Dieses Urteil fällte der Bundesgerichtshof in folgendem Fall: Die Klägerin –
eine Autovermietung – begehrte vom beklagten Haftpflichtversicherer die
Unterlassung des Versuchs, geschädigte, die nach einem Umfall bei der
Klägerin einen Mietwagen bezogen, zur Kündigung des Mietvertrags und
gleichzeitig zum Abschluss bei einem durch den Beklagten vermittelten
Mietvertrags zu veranlassen. Der BGH bejahte zwar, dass beide Seiten in
einem Wettbewerbsverhältnis stünden, da der Haftpflichtversicherer durch
sein Verhalten fremden Wettbewerb gefördert habe. Dennoch scheiterte die
Klage im Ergebnis bereits daran, dass die Klageanträge zu weit gefasst
gewesen wäre und die geltend gemachte konkrete Verletzungsform verfehlt
worden sei. Unabhängig davon geht der BGH davon aus, dass der Schädiger
immer dann berechtigt ist, auf eine günstigere Möglichkeit zur Anmietung
eines Ersatzfahrzeugs hinzuweisen, wenn hierdurch berechtigte gegenläufige
Interessen des Geschädigten nicht berührt werden. Letzteres ist entgegen der
von der Klägerin in der mündlichen Revisionsverhandlung geäußerten Ansicht
regelmäßig auch dann der Fall, wenn der Versicherer den Geschädigten, der
ein Ersatzfahrzeug bei einem örtlichen Autovermieter angemietet hat oder
anmieten möchte, auf das Angebot eines überörtlich tätigen Autovermieters
hinweist, der mit dem Versicherer zusammenarbeitet.

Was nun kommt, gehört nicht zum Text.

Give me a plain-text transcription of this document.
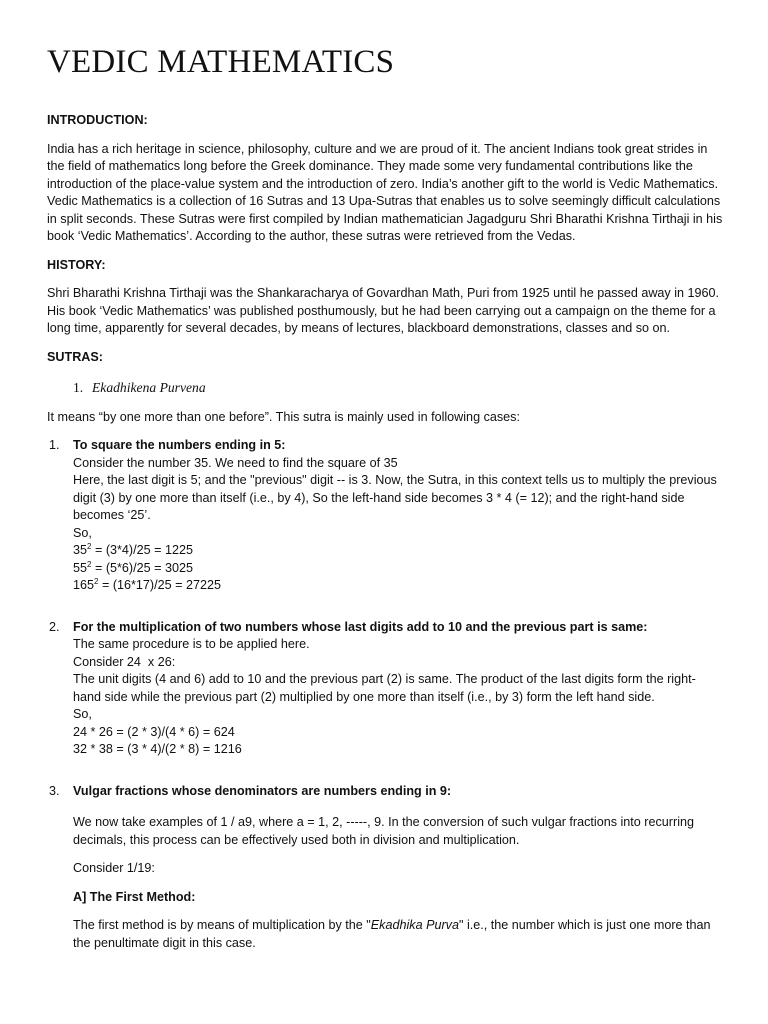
VEDIC MATHEMATICS

INTRODUCTION:

India has a rich heritage in science, philosophy, culture and we are proud of it. The ancient Indians took great strides in the field of mathematics long before the Greek dominance. They made some very fundamental contributions like the introduction of the place-value system and the introduction of zero. India’s another gift to the world is Vedic Mathematics. Vedic Mathematics is a collection of 16 Sutras and 13 Upa-Sutras that enables us to solve seemingly difficult calculations in split seconds. These Sutras were first compiled by Indian mathematician Jagadguru Shri Bharathi Krishna Tirthaji in his book ‘Vedic Mathematics’. According to the author, these sutras were retrieved from the Vedas.

HISTORY:

Shri Bharathi Krishna Tirthaji was the Shankaracharya of Govardhan Math, Puri from 1925 until he passed away in 1960. His book ‘Vedic Mathematics’ was published posthumously, but he had been carrying out a campaign on the theme for a long time, apparently for several decades, by means of lectures, blackboard demonstrations, classes and so on.

SUTRAS:

1. Ekadhikena Purvena

It means “by one more than one before”. This sutra is mainly used in following cases:

1.	To square the numbers ending in 5:
Consider the number 35. We need to find the square of 35
Here, the last digit is 5; and the "previous" digit -- is 3. Now, the Sutra, in this context tells us to multiply the previous digit (3) by one more than itself (i.e., by 4), So the left-hand side becomes 3 * 4 (= 12); and the right-hand side becomes ‘25’.
So,
$35^2 = (3*4)/25 = 1225$
$55^2 = (5*6)/25 = 3025$
$165^2 = (16*17)/25 = 27225$
2.	For the multiplication of two numbers whose last digits add to 10 and the previous part is same:
The same procedure is to be applied here.
Consider 24  x 26:
The unit digits (4 and 6) add to 10 and the previous part (2) is same. The product of the last digits form the right-hand side while the previous part (2) multiplied by one more than itself (i.e., by 3) form the left hand side.
So,
24 * 26 = (2 * 3)/(4 * 6) = 624
32 * 38 = (3 * 4)/(2 * 8) = 1216
3.	Vulgar fractions whose denominators are numbers ending in 9:
We now take examples of 1 / a9, where a = 1, 2, -----, 9. In the conversion of such vulgar fractions into recurring decimals, this process can be effectively used both in division and multiplication.
Consider 1/19:
A] The First Method:
The first method is by means of multiplication by the "Ekadhika Purva" i.e., the number which is just one more than the penultimate digit in this case.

Häufig lassen sich Geschädigte nach einem Unfallereignis auch über ihre
Werkstatt direkt einen Mietwagen vermitteln. Nicht selten aber informiert
der Haftpflichtversicherer des Schädigers im Rahmen des
Schadensfallmanagements den Geschädigten über Möglichkeiten zur
Geringhaltung des Schadens, insbesondere bei der Anmietung eines
Ersatzfahrzeugs. Dementsprechend stellt sich für den Geschädigten je nach
Fall im Rahmen der Schadensminderung gemäß § 254 BGB die Frage, ober nicht
vielleicht auf ihm nachgewiesene günstigere Möglichkeiten zurückgreifen muss.